The Catholic Archdiocese for the Military Services is raising questions about an official US Army Reserve Equal Opportunity presentation on “Extremism and Extremist Organizations.” Have a look at page 10 of the 33 page briefing.
The slide is about “neo-Nazi” and other militia groups. The photo in the corner, though, is a photo of members of MS-13, a notorious and violent gang engaged in the cross-border drug and human smuggling trade. The best that can be said about a photo of a gang accompanying material about militias, which tend to be insular and seldom engage in international drug operations, is that it’s evidence of very sloppy scholarship.
But this particular presentation gets worse. Have a look at its loose definition of “supremacist” on page 7.
By that definition, every American who adheres to the Constitution, and every Christian who takes Jesus’ words literally that He is “the way, the truth and the life,” is a “supremacist.” In fact, the definition is so loose that it ends up meaning nothing at all. If you believe any one thing is superior to all others — “Whitesnake is the best band ever!” — you’re a “supremacist.”

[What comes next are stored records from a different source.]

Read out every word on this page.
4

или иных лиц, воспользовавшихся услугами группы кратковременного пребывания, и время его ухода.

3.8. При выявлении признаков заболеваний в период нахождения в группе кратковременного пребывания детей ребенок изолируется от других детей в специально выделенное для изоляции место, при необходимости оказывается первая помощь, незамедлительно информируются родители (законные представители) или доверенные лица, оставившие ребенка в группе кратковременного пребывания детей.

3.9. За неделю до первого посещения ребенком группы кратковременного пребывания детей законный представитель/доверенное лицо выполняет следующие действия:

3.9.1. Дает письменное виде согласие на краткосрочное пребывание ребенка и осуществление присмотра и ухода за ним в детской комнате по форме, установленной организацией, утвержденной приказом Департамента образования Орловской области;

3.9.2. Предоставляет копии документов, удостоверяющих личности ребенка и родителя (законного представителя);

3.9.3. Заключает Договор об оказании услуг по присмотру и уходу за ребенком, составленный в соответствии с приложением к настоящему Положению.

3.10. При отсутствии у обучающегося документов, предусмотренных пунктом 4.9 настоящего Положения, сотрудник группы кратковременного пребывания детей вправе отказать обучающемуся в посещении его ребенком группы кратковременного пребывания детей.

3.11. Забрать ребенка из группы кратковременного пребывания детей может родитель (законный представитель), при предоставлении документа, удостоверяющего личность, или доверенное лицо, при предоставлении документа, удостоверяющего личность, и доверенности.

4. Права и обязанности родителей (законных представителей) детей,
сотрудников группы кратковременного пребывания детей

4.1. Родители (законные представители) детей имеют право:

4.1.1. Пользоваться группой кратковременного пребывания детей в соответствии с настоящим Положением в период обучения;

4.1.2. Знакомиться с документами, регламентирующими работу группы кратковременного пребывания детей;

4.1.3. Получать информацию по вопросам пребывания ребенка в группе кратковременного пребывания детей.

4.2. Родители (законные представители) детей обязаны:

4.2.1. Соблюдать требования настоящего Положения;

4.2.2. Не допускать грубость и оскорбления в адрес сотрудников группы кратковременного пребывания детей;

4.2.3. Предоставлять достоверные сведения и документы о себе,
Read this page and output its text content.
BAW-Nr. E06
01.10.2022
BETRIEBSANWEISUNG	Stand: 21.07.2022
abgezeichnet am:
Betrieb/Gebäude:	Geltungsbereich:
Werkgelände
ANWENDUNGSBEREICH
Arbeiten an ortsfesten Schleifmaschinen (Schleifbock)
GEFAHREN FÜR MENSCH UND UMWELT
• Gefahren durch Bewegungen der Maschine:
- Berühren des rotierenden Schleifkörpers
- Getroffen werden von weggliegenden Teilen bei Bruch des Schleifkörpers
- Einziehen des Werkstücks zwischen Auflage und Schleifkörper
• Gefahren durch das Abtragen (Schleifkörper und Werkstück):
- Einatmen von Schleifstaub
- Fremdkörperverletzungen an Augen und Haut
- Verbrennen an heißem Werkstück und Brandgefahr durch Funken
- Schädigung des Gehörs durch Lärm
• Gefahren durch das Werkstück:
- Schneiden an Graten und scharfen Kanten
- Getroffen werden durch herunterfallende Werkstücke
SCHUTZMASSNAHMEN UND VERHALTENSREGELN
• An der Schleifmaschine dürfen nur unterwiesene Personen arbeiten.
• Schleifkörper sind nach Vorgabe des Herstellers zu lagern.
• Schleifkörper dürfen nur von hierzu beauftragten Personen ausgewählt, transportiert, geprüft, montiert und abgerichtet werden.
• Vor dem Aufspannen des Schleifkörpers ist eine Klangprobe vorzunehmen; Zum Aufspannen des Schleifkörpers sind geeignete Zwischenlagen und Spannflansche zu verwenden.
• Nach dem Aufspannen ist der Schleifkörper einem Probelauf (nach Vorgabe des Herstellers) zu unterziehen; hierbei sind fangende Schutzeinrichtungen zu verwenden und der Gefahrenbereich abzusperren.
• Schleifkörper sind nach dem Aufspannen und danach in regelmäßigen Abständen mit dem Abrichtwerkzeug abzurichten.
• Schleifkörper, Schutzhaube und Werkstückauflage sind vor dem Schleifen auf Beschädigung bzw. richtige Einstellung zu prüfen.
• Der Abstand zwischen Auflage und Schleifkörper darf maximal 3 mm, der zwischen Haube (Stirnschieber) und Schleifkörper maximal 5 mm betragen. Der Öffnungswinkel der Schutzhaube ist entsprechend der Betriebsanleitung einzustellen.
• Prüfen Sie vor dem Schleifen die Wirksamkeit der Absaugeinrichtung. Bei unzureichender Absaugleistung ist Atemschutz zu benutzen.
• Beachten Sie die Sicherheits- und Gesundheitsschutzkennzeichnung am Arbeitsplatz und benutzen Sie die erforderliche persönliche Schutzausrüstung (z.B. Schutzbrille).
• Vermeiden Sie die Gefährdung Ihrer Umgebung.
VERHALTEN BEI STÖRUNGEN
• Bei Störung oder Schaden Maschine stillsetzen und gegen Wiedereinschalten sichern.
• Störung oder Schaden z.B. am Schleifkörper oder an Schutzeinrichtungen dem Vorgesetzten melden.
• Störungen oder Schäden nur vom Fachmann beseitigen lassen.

The US Army Reserve presentation on supremacy and extremism paints a vast number of American Christians and Jews as “religious extremists” on page 24.
The text accompanying this slide says that “Extremism is a complex phenomenon; it is defined as beliefs, attitudes, feelings, actions or strategies of a character far removed from the ‘ordinary.’”
According to Pew Research, Christians make up 78.4% of the US. Evangelical Christians make up 26.3% of the US population. Catholics number 23.9%. Defining either as “far removed from ‘ordinary’” seems to be out of the ordinary itself.